On the farm, today better known as Fazenda Cuerama, in the municipality of Quibala, where his daughter Olga developed a social project with a school, medical center and pedagogical ceramics, carpentry and sewing workshops, the tragedy of war was suffered and one of the employees died due to a mine.

"It was horrible," she lamented.

But there were also picturesque episodes, such as the day when the leader of UNITA, Jonas Savimbi, "a great man, who spoke very well, wrote very well" came to propose "a fantastic salary" to António to be his pilot, an offer diplomatically refused because her husband "had the firm and could not abandon it".

When "the confusion" of April 25th began, the husband handed over his hunting weapons. "Thank God" continues without any problems, but Luz says goodbye to her friends.

"The women and children started to leave, the husbands stayed and we didn't know what was going to happen because Salazar didn't want Angola to be independent. He was a very cultured, intellectual man, but as for overseas, no", she criticizes, highlighting that "the process after independence could have been a more beautiful thing".

And weren't you afraid to stay? "No", she states peremptorily, with the firmness of someone who has previously experienced the Spanish conflict and a war in Europe.

"I think my place was to be by my husband's side, I'm convinced that if my husband saw a great danger, either we would go or two or he would send me away", she highlighted, adding that she lived the 25th of April "with joy because it was a step towards independence", to which everyone aspired.

But Independence did not bring exactly what was expected: "At that time we couldn't talk. One would come and say 'very well, very well', another would come with his ideas and we would say 'very well, very well' and it was so in this room we always talked, some were from UNITA others were from FAPLA. But my husband said: we are here talking about the future of Angola, but we are not the ones who are going to do it, we are going to contribute".

The post-independence years, on November 11, 1975, were not easy, with rationing vouchers, many stores closing and settlers leaving leaving behind goods and souvenirs.

"It was a bit confusing at that time, they said: the white man leaves, you get the white man's house, the white man's car and there's no need to work any more. But it couldn't be. They promised a lot of things that couldn't be", vent.

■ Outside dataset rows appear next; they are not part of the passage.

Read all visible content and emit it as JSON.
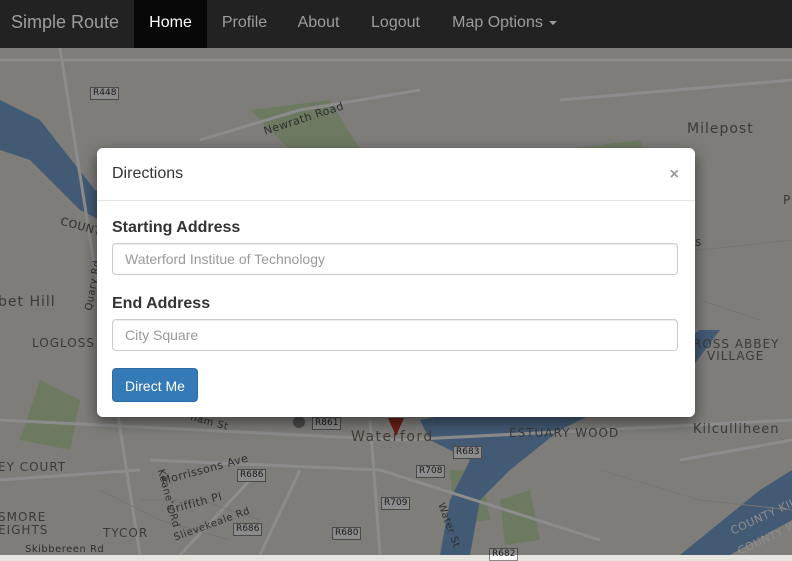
{
  "navbar": {
    "brand": "Simple Route",
    "items": [
      {
        "label": "Home",
        "active": true
      },
      {
        "label": "Profile"
      },
      {
        "label": "About"
      },
      {
        "label": "Logout"
      },
      {
        "label": "Map Options",
        "dropdown": true
      }
    ]
  },
  "modal": {
    "title": "Directions",
    "close": "×",
    "start_label": "Starting Address",
    "start_placeholder": "Waterford Institue of Technology",
    "end_label": "End Address",
    "end_placeholder": "City Square",
    "submit_label": "Direct Me"
  },
  "map": {
    "labels": {
      "newrath": "Newrath Road",
      "milepost": "Milepost",
      "bet_hill": "bet Hill",
      "logloss": "LOGLOSS",
      "cross_abbey": "ROSS ABBEY",
      "village": "VILLAGE",
      "count": "COUNT",
      "quary": "Quary Rd",
      "waterford": "Waterford",
      "estuary": "ESTUARY WOOD",
      "kilcullheen": "Kilculliheen",
      "ey_court": "EY COURT",
      "morrissons": "Morrissons Ave",
      "keanes": "Keane's Rd",
      "griffith": "Griffith Pl",
      "smore": "SMORE",
      "eights": "EIGHTS",
      "tycor": "TYCOR",
      "slievekeale": "Slievekeale Rd",
      "skibbereen": "Skibbereen Rd",
      "nam_st": "nam St",
      "water_st": "Water St",
      "county_kil": "COUNTY KIL",
      "county_wa": "COUNTY WA",
      "p_edge": "P",
      "s_edge": "s"
    },
    "roads": {
      "r448": "R448",
      "r861": "R861",
      "r683": "R683",
      "r708": "R708",
      "r686a": "R686",
      "r686b": "R686",
      "r709": "R709",
      "r680": "R680",
      "r682": "R682"
    },
    "colors": {
      "water": "#7ba5d6",
      "land": "#e6e4df",
      "park": "#c6dfb1",
      "road": "#ffffff",
      "pin": "#c0392b"
    }
  }
}
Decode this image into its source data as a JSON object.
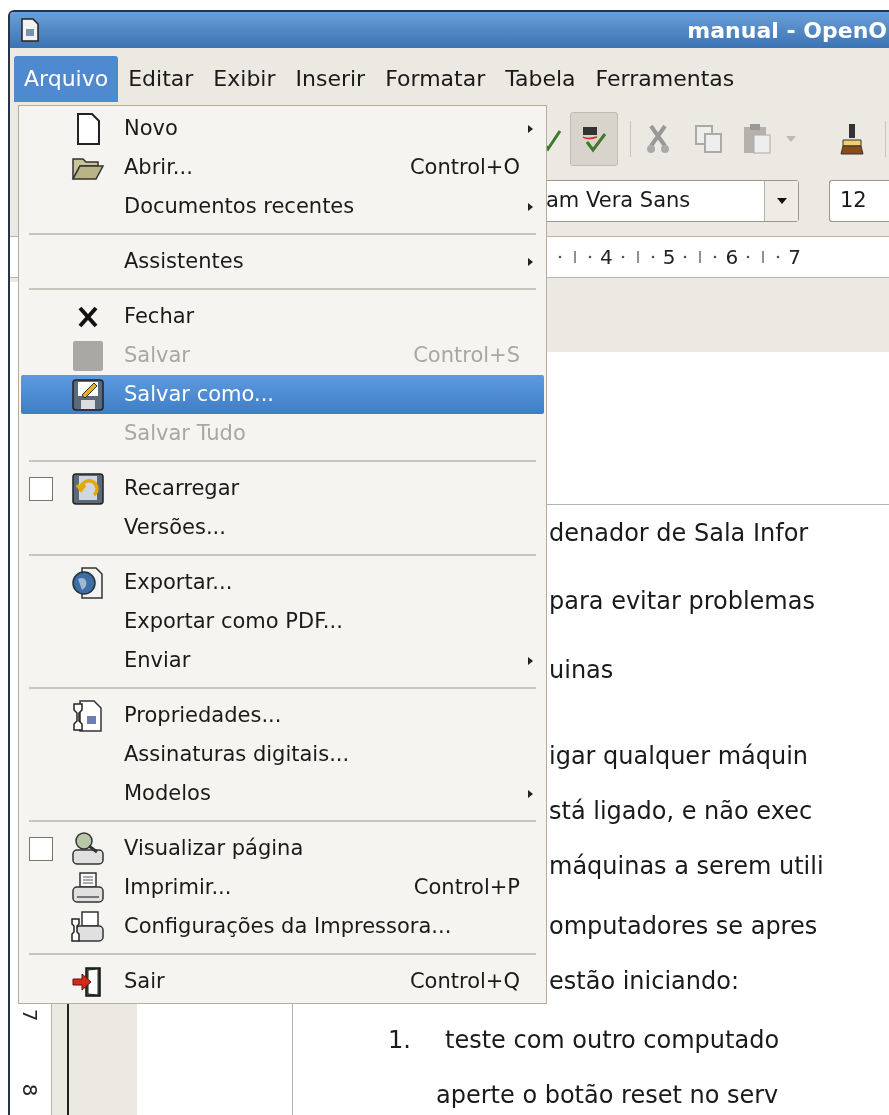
{
  "window": {
    "title": "manual - OpenO"
  },
  "menubar": [
    {
      "label": "Arquivo",
      "selected": true
    },
    {
      "label": "Editar",
      "selected": false
    },
    {
      "label": "Exibir",
      "selected": false
    },
    {
      "label": "Inserir",
      "selected": false
    },
    {
      "label": "Formatar",
      "selected": false
    },
    {
      "label": "Tabela",
      "selected": false
    },
    {
      "label": "Ferramentas",
      "selected": false
    }
  ],
  "toolbar": {
    "auto_spellcheck_on": true,
    "font_name": "am Vera Sans",
    "font_size": "12"
  },
  "ruler": [
    "4",
    "5",
    "6",
    "7"
  ],
  "vertical_ruler": [
    "7",
    "8"
  ],
  "file_menu": {
    "items": [
      {
        "kind": "item",
        "label": "Novo",
        "submenu": true,
        "selected": false,
        "disabled": false
      },
      {
        "kind": "item",
        "label": "Abrir...",
        "shortcut": "Control+O",
        "submenu": false,
        "selected": false,
        "disabled": false
      },
      {
        "kind": "item",
        "label": "Documentos recentes",
        "submenu": true,
        "selected": false,
        "disabled": false
      },
      {
        "kind": "separator"
      },
      {
        "kind": "item",
        "label": "Assistentes",
        "submenu": true,
        "selected": false,
        "disabled": false
      },
      {
        "kind": "separator"
      },
      {
        "kind": "item",
        "label": "Fechar",
        "submenu": false,
        "selected": false,
        "disabled": false
      },
      {
        "kind": "item",
        "label": "Salvar",
        "shortcut": "Control+S",
        "submenu": false,
        "selected": false,
        "disabled": true
      },
      {
        "kind": "item",
        "label": "Salvar como...",
        "submenu": false,
        "selected": true,
        "disabled": false
      },
      {
        "kind": "item",
        "label": "Salvar Tudo",
        "submenu": false,
        "selected": false,
        "disabled": true
      },
      {
        "kind": "separator"
      },
      {
        "kind": "check",
        "label": "Recarregar",
        "checked": false,
        "submenu": false,
        "selected": false,
        "disabled": false
      },
      {
        "kind": "item",
        "label": "Versões...",
        "submenu": false,
        "selected": false,
        "disabled": false
      },
      {
        "kind": "separator"
      },
      {
        "kind": "item",
        "label": "Exportar...",
        "submenu": false,
        "selected": false,
        "disabled": false
      },
      {
        "kind": "item",
        "label": "Exportar como PDF...",
        "submenu": false,
        "selected": false,
        "disabled": false
      },
      {
        "kind": "item",
        "label": "Enviar",
        "submenu": true,
        "selected": false,
        "disabled": false
      },
      {
        "kind": "separator"
      },
      {
        "kind": "item",
        "label": "Propriedades...",
        "submenu": false,
        "selected": false,
        "disabled": false
      },
      {
        "kind": "item",
        "label": "Assinaturas digitais...",
        "submenu": false,
        "selected": false,
        "disabled": false
      },
      {
        "kind": "item",
        "label": "Modelos",
        "submenu": true,
        "selected": false,
        "disabled": false
      },
      {
        "kind": "separator"
      },
      {
        "kind": "check",
        "label": "Visualizar página",
        "checked": false,
        "submenu": false,
        "selected": false,
        "disabled": false
      },
      {
        "kind": "item",
        "label": "Imprimir...",
        "shortcut": "Control+P",
        "submenu": false,
        "selected": false,
        "disabled": false
      },
      {
        "kind": "item",
        "label": "Configurações da Impressora...",
        "submenu": false,
        "selected": false,
        "disabled": false
      },
      {
        "kind": "separator"
      },
      {
        "kind": "item",
        "label": "Sair",
        "shortcut": "Control+Q",
        "submenu": false,
        "selected": false,
        "disabled": false
      }
    ]
  },
  "document": {
    "lines": [
      {
        "kind": "para",
        "text": "denador de Sala Infor"
      },
      {
        "kind": "para",
        "text": "para evitar problemas"
      },
      {
        "kind": "para",
        "text": "uinas"
      },
      {
        "kind": "para",
        "text": "igar qualquer máquin"
      },
      {
        "kind": "para",
        "text": "stá ligado, e não exec"
      },
      {
        "kind": "para",
        "text": "máquinas a serem utili"
      },
      {
        "kind": "para",
        "text": "omputadores se apres"
      },
      {
        "kind": "para",
        "text": "estão iniciando:"
      },
      {
        "kind": "list",
        "number": "1.",
        "text": "teste com outro computado"
      },
      {
        "kind": "cont",
        "text": "aperte o botão reset no serv"
      }
    ]
  }
}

Almost 50 years after independence, she says, with a big smile, that today she is more Angolan than Portuguese.

But he regrets that that dream of "better Angola" did not come true.

On Independence Day, she remembers the goat stew she was preparing for her friends, her husband António's concern and her brother-in-law Mabílio's serenity.

"We were worried because he never showed up again. And my husband went to his apartment and wrote him a piece of paper: Mabílio we are worried, we don't know where you are. Then we heard a noise and there he was coming from the beach 'very relaxed'", she recalls with a laugh.